First, here is the story from the Twins-Detroit game in which Thome reached the 6C threshold.
Back to why this is good.
Jim Thome is a great guy. Not may great guys populate professional sports, especially in baseball, home to the prickliest athletes in American sports. And most great guys in baseball are the peripheral players, the ones who realize early that their careers will not last long and who remain rather like civilians and share many of the basic civilities of regular folk.
Thome had a brief stint with the Dodgers, at the end of the 2009 season, when they were headed for rhe playoffs (yes, hard to imagine, the Dodgers and the playoffs). He was nicked up, and because he can’t play in the field anymore he played very little. He appeared only as a pinch hitter and managed four singles in 17 at-bats. He impressed everyone in the organization, however, with his people skills. A fun guy, one you like having around, always upbeat.
People continue to talk about what a great human being he is, including Tim Kurkjian in this espn.com piece. In it, Joe Nathan says that he remembers looking across the field at Thome and thinking, “‘He can’t be that nice,’ but he is.” Matt Capps, another Twins reliever, is quoted as saying, “I’ve been to dinner with him, and people come to our table, and he takes time to say hi to a kid. I’ve seen guys with six months in the big leagues snub a kid in a restaurant. Not Jim, and he is a first-ballot Hall of Famer.”

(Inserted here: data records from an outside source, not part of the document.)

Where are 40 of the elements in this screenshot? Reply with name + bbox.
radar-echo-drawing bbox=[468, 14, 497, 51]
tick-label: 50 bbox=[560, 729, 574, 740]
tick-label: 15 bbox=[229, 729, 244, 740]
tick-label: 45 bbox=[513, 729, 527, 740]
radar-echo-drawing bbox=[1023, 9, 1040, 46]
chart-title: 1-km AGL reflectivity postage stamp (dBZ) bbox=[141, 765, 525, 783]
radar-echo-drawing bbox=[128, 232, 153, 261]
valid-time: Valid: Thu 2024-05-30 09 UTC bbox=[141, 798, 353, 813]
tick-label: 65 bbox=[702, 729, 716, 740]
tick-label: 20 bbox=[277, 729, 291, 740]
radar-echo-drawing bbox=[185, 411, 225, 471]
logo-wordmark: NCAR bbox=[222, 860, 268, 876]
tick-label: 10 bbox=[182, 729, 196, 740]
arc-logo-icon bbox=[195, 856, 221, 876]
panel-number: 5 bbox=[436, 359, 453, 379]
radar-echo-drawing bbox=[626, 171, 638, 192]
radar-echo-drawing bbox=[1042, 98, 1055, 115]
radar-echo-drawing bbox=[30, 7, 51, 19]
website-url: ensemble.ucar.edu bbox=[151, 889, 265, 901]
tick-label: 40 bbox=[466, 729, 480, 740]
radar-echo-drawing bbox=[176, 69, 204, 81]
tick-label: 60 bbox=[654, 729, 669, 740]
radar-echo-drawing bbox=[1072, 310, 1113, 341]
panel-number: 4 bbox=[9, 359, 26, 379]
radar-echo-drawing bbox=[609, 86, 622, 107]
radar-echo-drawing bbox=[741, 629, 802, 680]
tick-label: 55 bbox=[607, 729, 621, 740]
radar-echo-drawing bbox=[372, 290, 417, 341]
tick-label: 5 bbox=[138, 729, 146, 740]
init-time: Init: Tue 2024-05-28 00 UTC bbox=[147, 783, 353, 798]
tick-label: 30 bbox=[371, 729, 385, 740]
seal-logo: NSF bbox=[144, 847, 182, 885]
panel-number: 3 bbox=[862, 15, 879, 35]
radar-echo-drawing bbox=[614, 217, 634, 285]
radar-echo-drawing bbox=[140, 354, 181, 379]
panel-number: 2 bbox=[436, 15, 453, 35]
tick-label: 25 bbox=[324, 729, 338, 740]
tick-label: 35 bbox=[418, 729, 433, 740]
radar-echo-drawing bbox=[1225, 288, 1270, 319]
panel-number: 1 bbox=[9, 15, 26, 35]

The second reason why I’m glad Jim Thome reached 600 homers is that he played through the Steroids Era without a taint of suspicion that he was ‘roiding up.
Thome has the physique of the old-time sluggers — well, and the modern-day sluggers, too.
Big and bulky.
I like my sluggers big and bulky. “Ruthian.” Or, of late, Fielder-ian, or “Howard-esque.”
“Thome-ian.”
Thome looks and plays like sluggers did before the scourge of drugs. The men who could put the ball in the seats were not svelte. They were not whippets. They never had the chiseled freakish look of Bonds/Sosa/Kingman in their “primes.”
Thome was more like Harmon Killebrew or Babe Ruth — a guy who appeared to be a little overweight, who was never nimble, but a guy with great hand-eye coordination and enormous strength.
Guys like that don’t need to cheat to hit home runs. I like to see them succeed. To get the big strong kids to think about baseball, and to dilute the influence of the steroid-puffed guys in the 600 Club, which includes Bonds and Sosa and Alex Rodriguez.
Congrats, Jim Thome. We’ll see you in Cooperstown in 2016.